As a child Yeager was a very active kid doing what most kids did to have fun, but what set him apart from the others is his ambition to reach his highest potential and beat the others. “Whether it was swinging from vines over the swimming hole or skiing down hills on barrel staves during the first snowfall, I always tried to do my best. We made and raced our own bobsleds too, so I knew what a skid was when I first learned to fly.” (Betzold). Though he was young, Yeager knew that he always wanted to be on top. He would push himself to the limits to become victorious in games he played with his friends. Yeager didn’t know it at the time, but he soon developed a characteristic that would make him a hero to all who admire the man made bird that soars above our heads.

When Yeager grew up he decided to join the air force flying fighter planes during the time of World War II. Throughout his time in war he shot down many planes and had a natural born ability to fly. “1947 Yeager was trained as a test pilot at Wright Field in Dayton, Ohio. He showed great talent for stunt-team flying and was chosen to go to Muroc Field in California, later to become Edwards Air Force Base, to work on the top-secret XS-1 project.” (DISCovering Biography). Yeager knew this project would be dangerous and life threatening, but if done correctly, it would be one of the most amazing feat ever accomplished in aviation history. Yeager, filled with anticipation, was ready.

Bell X-1 (www.af.mil)
Bell X-1 (www.af.mil)

A few days before Yeager climbed into the aircraft, he possessed his other heroic ability, the ability to prepare and be ready for anything. “I was always afraid of dying. Always. It was my fear that made me learn everything I could about my airplane and my emergency equipment, and kept me flying respectful of my machine and always alert in a cockpit. Death is the great enemy and robber in my profession, taking away so many friends over the years, all of them young.” (Betzold). This fear didn’t stop him at all from achieving his ultimate goal. It just made him work harder and study everything there was about flying. It prepared him in a way that with so much knowledge he was almost invincible. On top of being invincible and having great ambition, Yeager was fearless. A few others have tried to break the barrier before, but failed and paid with their lives. Yeager though risking his life in the name of science he was a very smart man, with his hours of preparation he was able to predict that after breaking the barrier everything would be smooth.

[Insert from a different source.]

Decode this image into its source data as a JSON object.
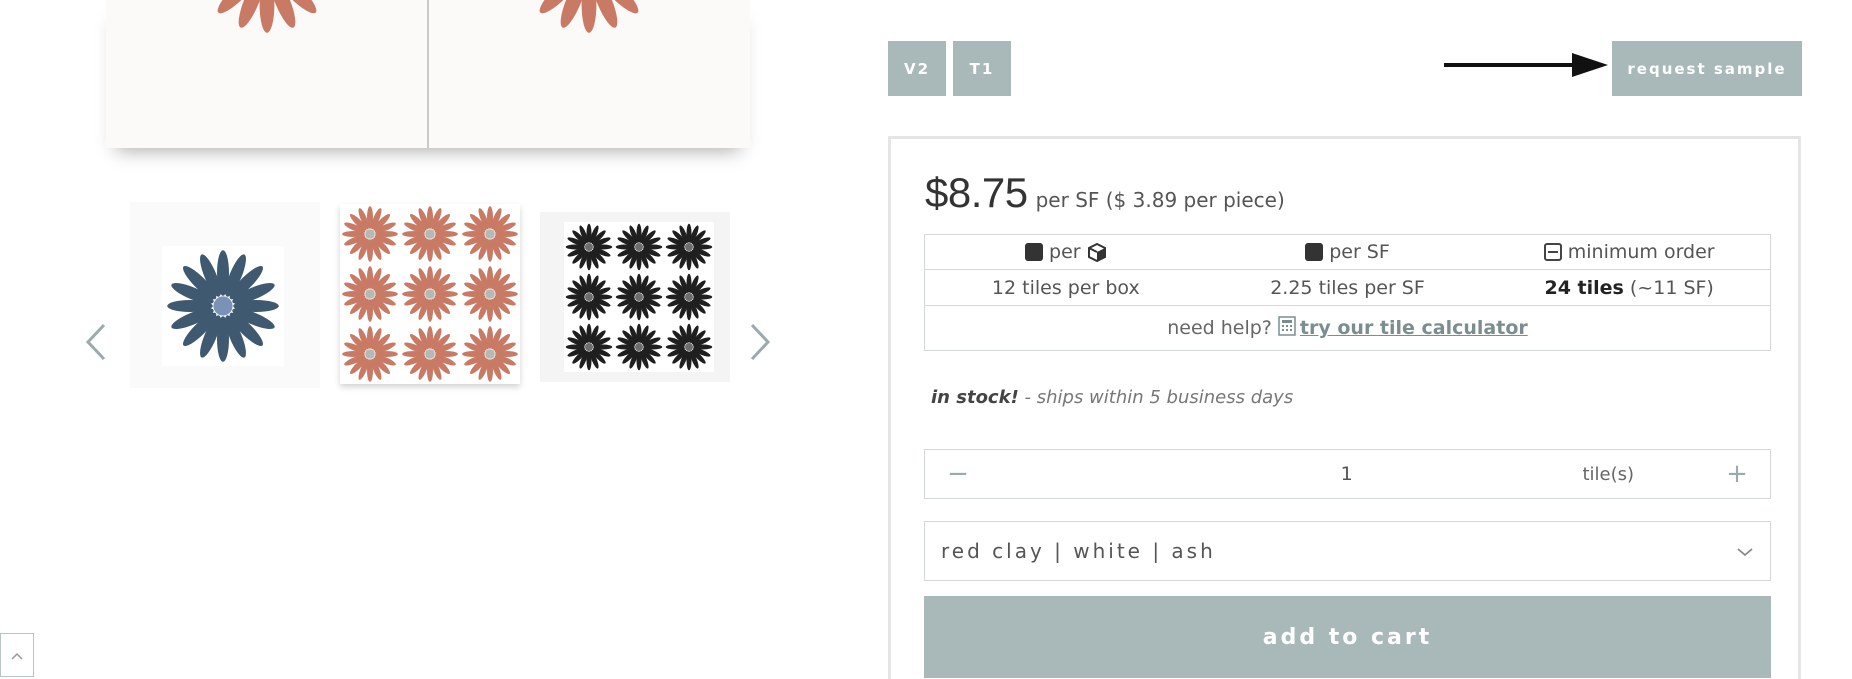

Chuck Yeager (www.aeronautics.nasa.gov)
Chuck Yeager (www.aeronautics.nasa.gov)

On the day of the official flight Yeager filled with butterflies and pain. A few nights before he had gone horseback riding with his wife and ran into a fence and broke two ribs, but he didn’t want to tell his supervisors because after so much hard work he didn’t want to throw it all away. This shows that Yeager was very determined, flying in a shaky airplane reaching unthinkable speeds he was still able to bear the pain of his two ribs rattling around inside him. As he flew faster and faster nearing mach 1, the speed of sound, things started to stiffen up, just as the other pilots said, but miraculously Yeager’s prediction was correct. After breaking the barrier things were exactly the way he predicted. “It was so smooth that Grandma would be sitting up there sipping lemonade.” (Betzold). He became the first man ever to ever break the sound barrier and created the first ever sonic boom in world history.

Throughout Yeager’s life he has always been ambitious, determined, prepared, and brave. This consistency and superior quality he carried inspired me and many others to do their best and try their hardest at everything they do. Without Chuck Yeager, the world would never have known that it was possible to fly faster than the speed of sound. Without Chuck Yeager, we would still have planes that that fly less than mach 1. Chuck (Charles) Yeager, though a human like everyone else, is a hero.